A. Privater Eigenanbau
Der nach dem KCanG erlaubte Anbau bzw. das Aufstellen von Cannabis-Pflanzen im angemieteten Wohnbereich bedarf weder der Zustimmung des Vermieters noch einer mietvertraglichen Zusatzvereinbarung. Es handelt sich hierbei schlicht um einen nunmehr legalen vertragsgemäßen Gebrauch der zum Leben und Wohnen überlassenen Räumlichkeiten.
Jedoch hat der Mieter im eigenen Interesse und als Adressat des Gesetzes dafür Sorge zu tragen, dass er die gesetzlichen Anforderungen für den privaten Eigenanbau von Cannabis, geregelt in den §§ 9 und 10 KCanG, einhält. Nach § 9 KCanG ist Erwachsenen an ihrem Wohnsitz der Anbau von insgesamt nicht mehr als 3 Cannabispflanzen gleichzeitig erlaubt. Die Anzahl von drei Cannabispflanzen gilt je volljähriger Person eines Haushalts.

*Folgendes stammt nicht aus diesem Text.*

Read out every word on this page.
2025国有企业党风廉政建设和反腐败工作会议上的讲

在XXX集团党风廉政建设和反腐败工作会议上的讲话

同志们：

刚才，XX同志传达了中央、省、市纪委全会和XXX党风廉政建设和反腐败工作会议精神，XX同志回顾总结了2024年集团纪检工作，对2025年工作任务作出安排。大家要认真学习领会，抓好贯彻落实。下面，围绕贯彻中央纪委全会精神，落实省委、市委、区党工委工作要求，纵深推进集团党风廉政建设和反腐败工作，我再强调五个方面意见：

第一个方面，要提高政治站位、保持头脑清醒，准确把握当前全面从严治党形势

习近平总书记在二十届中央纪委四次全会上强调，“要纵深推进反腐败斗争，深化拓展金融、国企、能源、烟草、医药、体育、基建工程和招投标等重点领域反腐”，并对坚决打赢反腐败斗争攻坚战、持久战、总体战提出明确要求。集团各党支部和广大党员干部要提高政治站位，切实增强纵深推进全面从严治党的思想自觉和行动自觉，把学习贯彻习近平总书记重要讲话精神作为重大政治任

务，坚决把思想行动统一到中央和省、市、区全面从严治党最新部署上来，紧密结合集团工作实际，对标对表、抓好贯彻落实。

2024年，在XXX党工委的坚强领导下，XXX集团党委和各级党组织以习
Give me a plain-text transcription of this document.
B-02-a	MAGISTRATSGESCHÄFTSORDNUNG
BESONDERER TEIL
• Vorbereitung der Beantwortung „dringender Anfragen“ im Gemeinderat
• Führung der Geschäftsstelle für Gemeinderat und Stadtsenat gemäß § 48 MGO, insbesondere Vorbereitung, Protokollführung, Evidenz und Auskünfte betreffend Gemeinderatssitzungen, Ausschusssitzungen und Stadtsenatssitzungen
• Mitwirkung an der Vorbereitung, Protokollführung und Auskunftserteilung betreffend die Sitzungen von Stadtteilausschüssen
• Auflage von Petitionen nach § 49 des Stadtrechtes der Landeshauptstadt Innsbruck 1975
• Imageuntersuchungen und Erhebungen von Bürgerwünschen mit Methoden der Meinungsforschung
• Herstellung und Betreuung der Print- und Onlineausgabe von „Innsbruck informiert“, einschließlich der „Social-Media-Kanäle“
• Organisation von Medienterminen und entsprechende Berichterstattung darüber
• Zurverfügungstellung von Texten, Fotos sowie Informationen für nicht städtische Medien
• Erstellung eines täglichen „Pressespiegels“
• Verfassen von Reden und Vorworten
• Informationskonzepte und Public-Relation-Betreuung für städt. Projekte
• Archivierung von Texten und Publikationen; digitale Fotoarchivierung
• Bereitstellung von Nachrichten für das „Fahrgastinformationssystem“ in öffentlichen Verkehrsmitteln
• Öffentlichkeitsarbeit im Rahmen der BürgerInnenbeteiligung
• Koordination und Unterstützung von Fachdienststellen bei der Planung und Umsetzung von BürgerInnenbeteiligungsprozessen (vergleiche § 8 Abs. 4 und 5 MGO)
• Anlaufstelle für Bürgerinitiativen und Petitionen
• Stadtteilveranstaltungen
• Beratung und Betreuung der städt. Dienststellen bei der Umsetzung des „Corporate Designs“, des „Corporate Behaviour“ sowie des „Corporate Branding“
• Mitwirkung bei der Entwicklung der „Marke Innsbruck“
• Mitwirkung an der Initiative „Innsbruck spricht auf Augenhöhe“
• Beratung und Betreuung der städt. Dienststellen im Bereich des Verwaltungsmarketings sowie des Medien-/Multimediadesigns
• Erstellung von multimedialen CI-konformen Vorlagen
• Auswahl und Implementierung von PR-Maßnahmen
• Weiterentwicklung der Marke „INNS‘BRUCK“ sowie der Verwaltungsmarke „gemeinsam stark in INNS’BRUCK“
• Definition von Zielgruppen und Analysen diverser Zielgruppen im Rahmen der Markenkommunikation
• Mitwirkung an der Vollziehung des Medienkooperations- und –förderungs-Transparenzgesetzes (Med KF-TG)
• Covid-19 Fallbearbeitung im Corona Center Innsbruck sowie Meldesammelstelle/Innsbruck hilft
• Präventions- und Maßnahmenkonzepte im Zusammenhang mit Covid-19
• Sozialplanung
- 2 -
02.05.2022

Vorgaben bei Eigenanbau von Cannabis
Im Übrigen enthält das Konsumcannabisgesetz mehr oder weniger konkrete Vorgaben zum Umgang bei Eigenanbau. So normiert § 10 Abs. KCanG: „Cannabis und Vermehrungsmaterial sind am Wohnsitz und am gewöhnlichen Aufenthalt durch geeignete Maßnahmen und Sicherheitsvorkehrungen vor dem Zugriff durch Dritte, insbesondere Kinder und Jugendliche, zu schützen.“ Für Anbauvereinigung findet man unter § 22 KCanG konkretere Vorgaben: „Befriedetes Besitztum, in oder auf dem Cannabis und Vermehrungsmaterial angebaut, gewonnen oder gelagert wird, ist durch Umzäunung, einbruchsichere Türen und Fenster oder andere geeignete Schutzmaßnahmen gegen unbefugtes Betreten und gegen die Wegnahme von Cannabis oder Vermehrungsmaterial zu sichern.“
Gesundheitsministerium gibt Antworten
Hierauf verweist auch das Gesundheitsministerium in seinen FAQ unter „Worauf ist beim privaten Eigenanbau zu achten?“ wie folgt: „Es sind geeignete Sicherheitsvorkehrungen zu treffen, um das zum Zwecke des Eigenkonsums angebaute Cannabis, Cannabispflanzen und Cannabissamen vor dem Zugriff durch Kinder, Jugendliche und Dritte zu schützen. Das kann beispielsweise erreicht werden, indem Cannabispflanzen sowie geerntetes Haschisch und Marihuana in abschließbaren Schränken oder Räumen aufbewahrt werden. Zudem dürfen keine unzumutbaren Belästigungen und Störungen für die Nachbarschaft verursacht werden. Geruchsbelästigungen können z. B. durch Lüftungs- oder Luftfilteranlagen vermieden werden.“
Vorgaben beim Mietrecht
Aus mietrechtlicher Sicht gilt in diesem Zusammenhang dann in jedem Fall, dass der Mieter für den Anbau bzw. das Aufstellen seiner Pflanzen keine Allgemeinflächen (Gemeinschaftsgarten, allgemein zugänglicher Innenhof, Waschküche, Gemeinschaftskeller usw.) nutzen darf.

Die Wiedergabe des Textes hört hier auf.